- Born: February 11, 1865 Gouldsboro, Maine
- Died: December 30, 1928 (aged 63) Waltham, Massachusetts
- Education: Massachusetts Institute of Technology
- Alma mater: Columbia University: MA (1908), PhD (1910)

= Elvira Wood (paleontologist) =

American paleontologist

Elvira Wood (February 11, 1865 – December 30, 1928) was an American paleontologist who specialized in invertebrate paleontology.

== Biography ==
She was born in Gouldsboro, Maine but grew up in Boston, Massachusetts. She attended the State Normal School at Framingham.

Because of her gender, Wood was a "special student" in the Department of Geology at the Massachusetts Institute of Technology between 1893 and 1896. She earned a master's degree (1908) and a doctorate (1910) from Columbia University.

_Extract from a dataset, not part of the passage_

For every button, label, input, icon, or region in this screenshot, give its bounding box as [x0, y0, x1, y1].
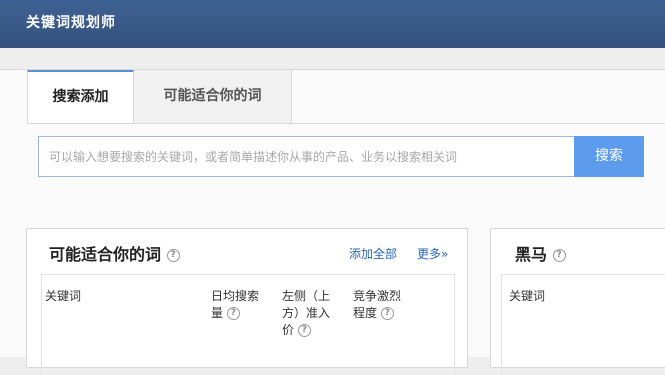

Her doctorate thesis was titled The Phylogeny of Certain Cerithiidae. It was published by the New York Academy of Sciences.

== Paleontology ==

=== Museum and education work ===
She worked at the Museum of Comparative Zoology at Harvard University in the 1890s and again during the 1910s. While at the museum, she helped create exhibitions and cataloged fossils. She would eventually donate her own fossil collection to the museum.

Between 1896 and 1903, she worked as an instructor of paleontology at the Massachusetts Institute of Technology. Throughout this period, she did illustrations for and assisted many paleontologists, such as John Mason Clarke, the State Paleontologist of New York.

In 1907, she began work as an instructor in paleontology at Barnard College, where she would earn several degrees. In 1909, as her master's thesis, she edited and published Gerard Troost's unpublished monograph on the crinoids of Tennessee (1850). Her work was cited well into the 1970s. She became Curator in Columbia's Geology Department in 1909.

In 1917, she became the Assistant Curator in Paleontology at the American Museum of Natural History in New York, but after an accident in the same year, became disabled. She continued to construct models for the museum and create illustrations for scholarly publication from her home in Massachusetts.

=== United States Geological Survey ===
In 1903, Wood became the assistant to Charles D. Walcott, Director of the United States Geological Survey (USGS). She worked for the USGS until 1907.

=== Memberships ===
She gave a paper at the first meeting of the first annual meeting of the Paleontological Society. She was a member of the Boston Society of Natural History and the National Geographic Society.

=== Influence and impact ===
In 1898, Amadeus William Grabau named horn coral fossil Hadrophyllum woodi in her honor. Charles D. Walcott named the Middle Cambrian fossils Aluda woodi and Coscinocyathus elvira in her honor.

== Publications ==

- Wood, Elvira. Marcellus Limestones of Lancaster, Erie Co., N.Y. Paleontologic Papers 2, New York State Museum, December 1901.
- Wood, Elvira. A new Crinoid from the Hamilton of Charlestown, Indiana, American Journal of Science, Vol. XII, October 1901, pp. 1–14. Pl. V.
- Wood, Elvira. On New and Old Middle Devonic Crinoids, Smithsonian Miscellaneous Collections, Washington D.C., August 6, 1904, pp. 56–84, Pl. XV-XVI.
- Wood, Elvira. A Critical Summary of Troost's Unpublished Manuscript on the Crinoids of Tennessee, Smithsonian Institution United States National Museum Bulletin 64, Washington D.C., 1909, pp. 1–150, Pl. 1–15.
- Wood, Elvira. The Phylogeny of Certain Cerithidae, Annals of the New York Academy of Sciences, Volume XXIV, New York, May 1910, pp. 1–92, Pl. I-IX.
- Wood, Elvira. The Use of Crinoid Arms in Studies of Phylogeny, Annals of the New York Academy of Sciences, Volume XX, New York, 1914, pp. 1–14, Pl. I-V.
- Wood, Elvira. The Ancestry and Descendants of Ebenezer Wood of West Gouldsborough, Maine, Springfield Printing and Binding Company, Springfield, Mass. 1930.